Secure E-Passport Access Methods
MetadataShow full item record
The main goal of upgrading passports to an electronic version is making it hard for criminals or anybody to counterfeit or illegally duplicate them. A practical way of doing so is through the use of digital signatures because it is computationally hard to counterfeit them. So all the contents of e-passports are now digitally signed by the Document Signer of the issuing country. The e-passport has thus achieved its central objective however it suffers from several security and privacy issues. Many of these issues are due to the technology being used in it. For example, use of RFID provides platform for skimming, tracking and hotlisting etc. Similarly, possibility of eavesdropping in the communication is always there. The current protocols used by the e-passports have also not been designed with adequate security. The standard put forward by International Civil Aviation Organization (ICAO), the body responsible for standardizing protocols related to e-passports, suffers from several security issues. Many of these issues threaten the privacy of the e-passport owner. An improved version of it, as proposed by European Union (EU) is known as Enhanced Access Control (EAC). But it also suffers from some inaccuracies. So it very important to analyze these issues and put forward a better solution. This thesis analyzes the security and privacy issues in these protocols. It highlights several weaknesses in the ICAO s protocol and EAC. It then proposes a more secure and better protocol, named Secure Electronic Passport Access Protocol (SEPAP). SEPAP makes the terminal authentication more accurate and the design of the protocol itself mandates terminal to be authenticated before the e-passport chip. So, it is more dependable then EAC or other e-passport protocols. In addition to informal analyses, the thesis also performs formal verification of this proposed protocol. Formal verification has been done with ProVerif and Scyther.
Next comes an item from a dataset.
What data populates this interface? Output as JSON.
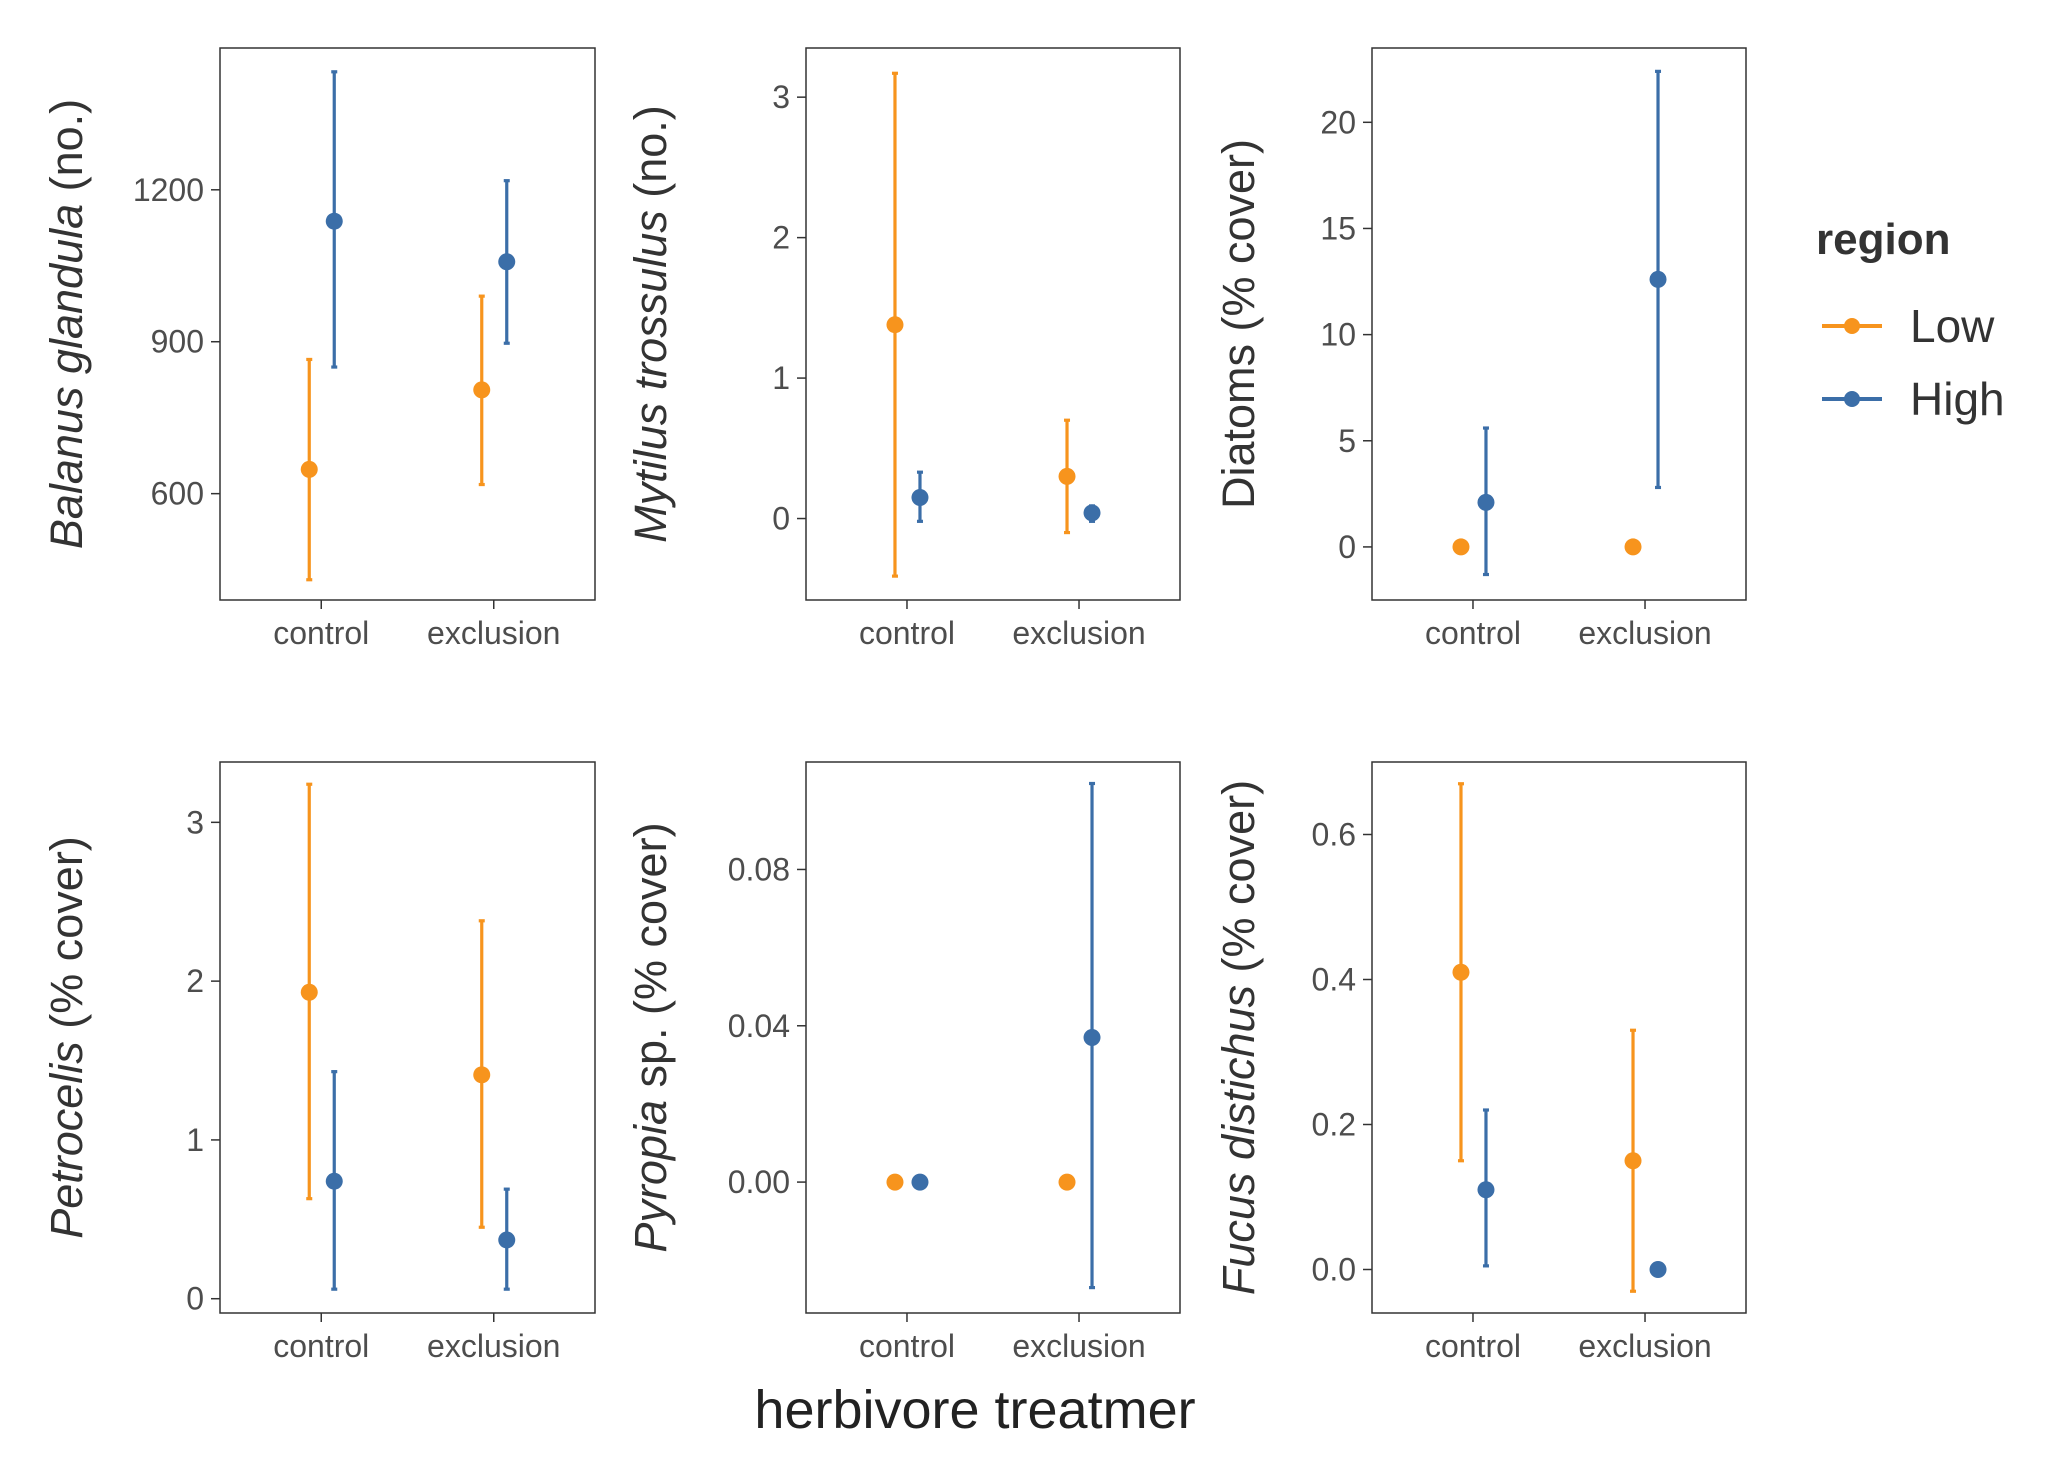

It is equally important to see if the primitives necessary for the protocol can be practically implemented. So the thesis also provides a sample implementation of the protocol. Finally, the thesis attempts to see if e-passports can be used in other areas as well, besides border control. As a case study, the thesis performs this analysis on electronic voting and puts forward some recommendations on how e-passports, following different e-passport protocols, may be used with different e-voting schemes.